Equally I am excited to learn about what is going on in the background of Time's Up.Looking more deeply into Time’s Up I was moved by the message of recognition of the privilege that these women have through the success of their talent, and their immediate commitment to women less able to speak out. They have formed a Legal Defence Fund not for themselves, but outspokenly for women who do not have the same privileges, support or access to publicity.
The most beautiful part of how this came about lies in a letter of loving support that the Time’s Up Silence Breakers were sent early on, by the Alianza Nacionale de Campancinas, the National Farm Workers Women’s Alliance, 700,000 members. In return the Time’s Up women sent back the message “We see you” and wrote this statement, recently published in the New York Times.
"We want all survivors of sexual harassment, everywhere, to be heard, to be believed, and to know that accountability is possible," part of the letter read. "We also want all victims and survivors to be able to access justice and support for the wrongdoing they have endured. We particularly want to lift up the voices, power and strength of women working in low-wage industries where the lack of financial stability makes them vulnerable to high-rate of gender-based violence and exploitation.”
Time's Up is now working with 5050by2020—a movement in which women, people of color and LGBTQ members in the entertainment world fight for fair hiring practices and equal representation.

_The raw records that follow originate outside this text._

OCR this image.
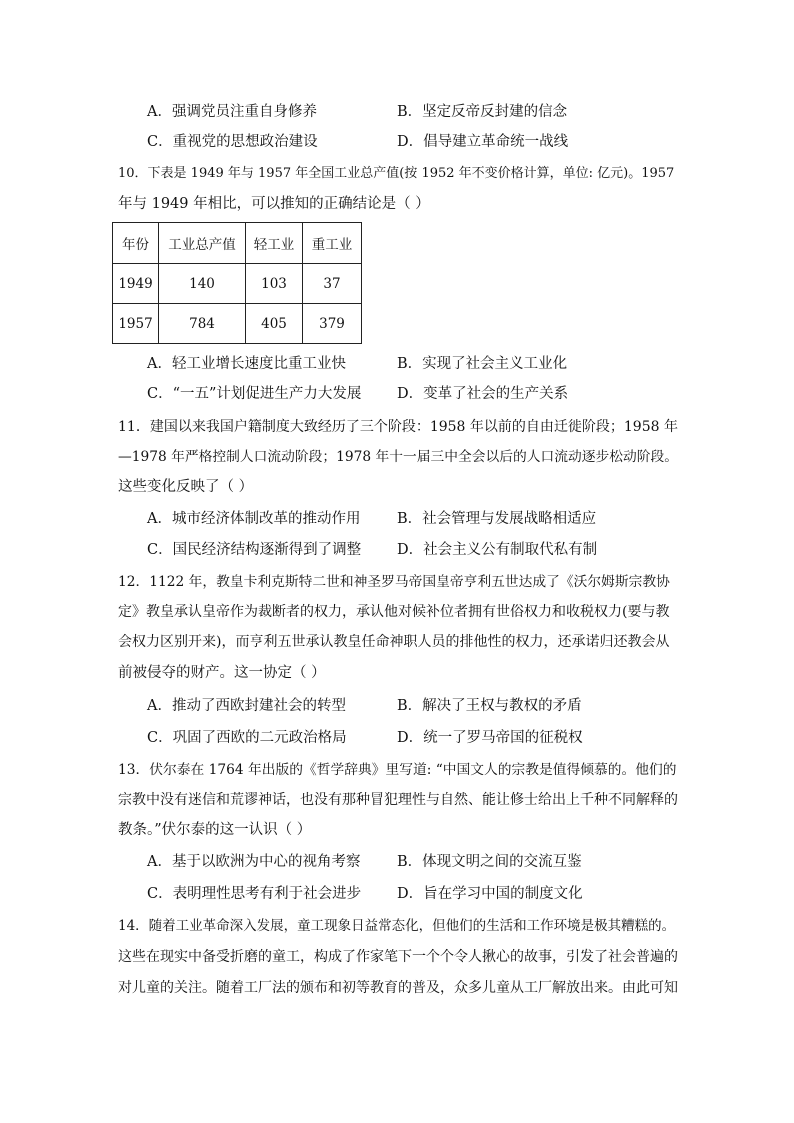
A．强调党员注重自身修养	B．坚定反帝反封建的信念
C．重视党的思想政治建设	D．倡导建立革命统一战线
10．下表是 1949 年与 1957 年全国工业总产值(按 1952 年不变价格计算，单位: 亿元)。1957
年与 1949 年相比，可以推知的正确结论是（ ）
年份	工业总产值	轻工业	重工业
1949	140	103	37
1957	784	405	379
A．轻工业增长速度比重工业快	B．实现了社会主义工业化
C．“一五”计划促进生产力大发展 D．变革了社会的生产关系
11．建国以来我国户籍制度大致经历了三个阶段：1958 年以前的自由迁徙阶段；1958 年
—1978 年严格控制人口流动阶段；1978 年十一届三中全会以后的人口流动逐步松动阶段。
这些变化反映了（ ）
A．城市经济体制改革的推动作用	B．社会管理与发展战略相适应
C．国民经济结构逐渐得到了调整 D．社会主义公有制取代私有制
12．1122 年，教皇卡利克斯特二世和神圣罗马帝国皇帝亨利五世达成了《沃尔姆斯宗教协
定》教皇承认皇帝作为裁断者的权力，承认他对候补位者拥有世俗权力和收税权力(要与教
会权力区别开来)，而亨利五世承认教皇任命神职人员的排他性的权力，还承诺归还教会从
前被侵夺的财产。这一协定（ ）
A．推动了西欧封建社会的转型	B．解决了王权与教权的矛盾
C．巩固了西欧的二元政治格局	D．统一了罗马帝国的征税权
13．伏尔泰在 1764 年出版的《哲学辞典》里写道: “中国文人的宗教是值得倾慕的。他们的
宗教中没有迷信和荒谬神话，也没有那种冒犯理性与自然、能让修士给出上千种不同解释的
教条。”伏尔泰的这一认识（ ）
A．基于以欧洲为中心的视角考察	B．体现文明之间的交流互鉴
C．表明理性思考有利于社会进步 D．旨在学习中国的制度文化
14．随着工业革命深入发展，童工现象日益常态化，但他们的生活和工作环境是极其糟糕的。
这些在现实中备受折磨的童工，构成了作家笔下一个个令人揪心的故事，引发了社会普遍的
对儿童的关注。随着工厂法的颁布和初等教育的普及，众多儿童从工厂解放出来。由此可知
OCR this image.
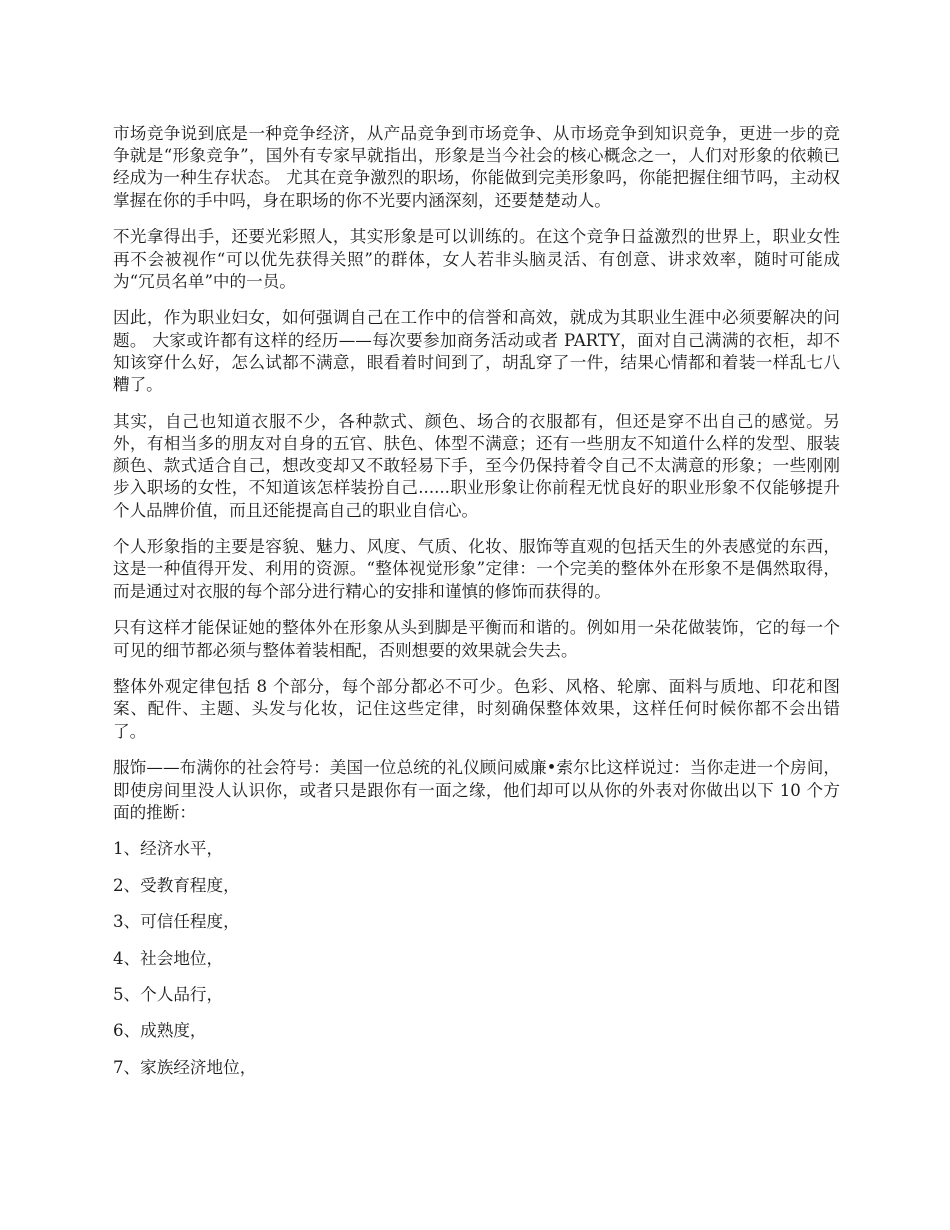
市场竞争说到底是一种竞争经济，从产品竞争到市场竞争、从市场竞争到知识竞争，更进一步的竞争就是“形象竞争”，国外有专家早就指出，形象是当今社会的核心概念之一，人们对形象的依赖已经成为一种生存状态。 尤其在竞争激烈的职场，你能做到完美形象吗，你能把握住细节吗，主动权掌握在你的手中吗，身在职场的你不光要内涵深刻，还要楚楚动人。

不光拿得出手，还要光彩照人，其实形象是可以训练的。在这个竞争日益激烈的世界上，职业女性再不会被视作“可以优先获得关照”的群体，女人若非头脑灵活、有创意、讲求效率，随时可能成为“冗员名单”中的一员。

因此，作为职业妇女，如何强调自己在工作中的信誉和高效，就成为其职业生涯中必须要解决的问题。 大家或许都有这样的经历——每次要参加商务活动或者 PARTY，面对自己满满的衣柜，却不知该穿什么好，怎么试都不满意，眼看着时间到了，胡乱穿了一件，结果心情都和着装一样乱七八糟了。

其实，自己也知道衣服不少，各种款式、颜色、场合的衣服都有，但还是穿不出自己的感觉。另外，有相当多的朋友对自身的五官、肤色、体型不满意；还有一些朋友不知道什么样的发型、服装颜色、款式适合自己，想改变却又不敢轻易下手，至今仍保持着令自己不太满意的形象；一些刚刚步入职场的女性，不知道该怎样装扮自己......职业形象让你前程无忧良好的职业形象不仅能够提升个人品牌价值，而且还能提高自己的职业自信心。

个人形象指的主要是容貌、魅力、风度、气质、化妆、服饰等直观的包括天生的外表感觉的东西，这是一种值得开发、利用的资源。“整体视觉形象”定律：一个完美的整体外在形象不是偶然取得，而是通过对衣服的每个部分进行精心的安排和谨慎的修饰而获得的。

只有这样才能保证她的整体外在形象从头到脚是平衡而和谐的。例如用一朵花做装饰，它的每一个可见的细节都必须与整体着装相配，否则想要的效果就会失去。

整体外观定律包括 8 个部分，每个部分都必不可少。色彩、风格、轮廓、面料与质地、印花和图案、配件、主题、头发与化妆，记住这些定律，时刻确保整体效果，这样任何时候你都不会出错了。

服饰——布满你的社会符号：美国一位总统的礼仪顾问威廉•索尔比这样说过：当你走进一个房间，即使房间里没人认识你，或者只是跟你有一面之缘，他们却可以从你的外表对你做出以下 10 个方面的推断：

1、经济水平，

2、受教育程度，

3、可信任程度，

4、社会地位，

5、个人品行，

6、成熟度，

7、家族经济地位，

They specifically speak to “every farm worker, housekeeper, janitor, factory worker, waitress, domestic worker, undocumented immigrant worker”, calling for all of us, “through our eyes and voices, to create a shift in how women are perceived and treated”. This is sisterhood, the kind I experience continually within WorldPulse.

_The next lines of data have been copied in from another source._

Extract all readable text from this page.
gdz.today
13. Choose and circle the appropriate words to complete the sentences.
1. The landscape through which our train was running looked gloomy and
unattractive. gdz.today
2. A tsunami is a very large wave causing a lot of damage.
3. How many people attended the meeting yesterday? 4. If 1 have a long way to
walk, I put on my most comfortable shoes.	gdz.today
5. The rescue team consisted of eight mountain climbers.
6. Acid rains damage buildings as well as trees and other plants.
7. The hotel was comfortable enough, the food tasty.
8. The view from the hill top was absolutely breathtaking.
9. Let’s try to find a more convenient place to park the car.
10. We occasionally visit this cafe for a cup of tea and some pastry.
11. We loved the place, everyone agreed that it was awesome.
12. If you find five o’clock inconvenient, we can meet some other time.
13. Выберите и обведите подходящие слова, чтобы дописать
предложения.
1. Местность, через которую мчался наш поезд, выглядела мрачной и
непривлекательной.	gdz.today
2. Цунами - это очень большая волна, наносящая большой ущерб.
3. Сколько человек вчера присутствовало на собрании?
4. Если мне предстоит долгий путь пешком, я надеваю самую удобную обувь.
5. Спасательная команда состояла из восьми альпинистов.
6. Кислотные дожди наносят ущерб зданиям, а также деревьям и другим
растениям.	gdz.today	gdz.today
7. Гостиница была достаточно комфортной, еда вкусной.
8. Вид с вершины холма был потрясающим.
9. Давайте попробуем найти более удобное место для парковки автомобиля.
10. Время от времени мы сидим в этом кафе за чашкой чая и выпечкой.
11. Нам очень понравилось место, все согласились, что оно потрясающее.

In a few days the Golden Globes will be televised. Hollywood stars will come together to vote on this year’s favourite films. But this year there is a call by the Time’s Up women, for women and men in support of ending violence against women to wear black. Not as a silent protest. This time they will wear black because instead of just having their photo taken on the red carpet, they want to be asked publicly “Why”. Gathering support that comes from this action, these women mean business. Business that includes #HerToo. Globally.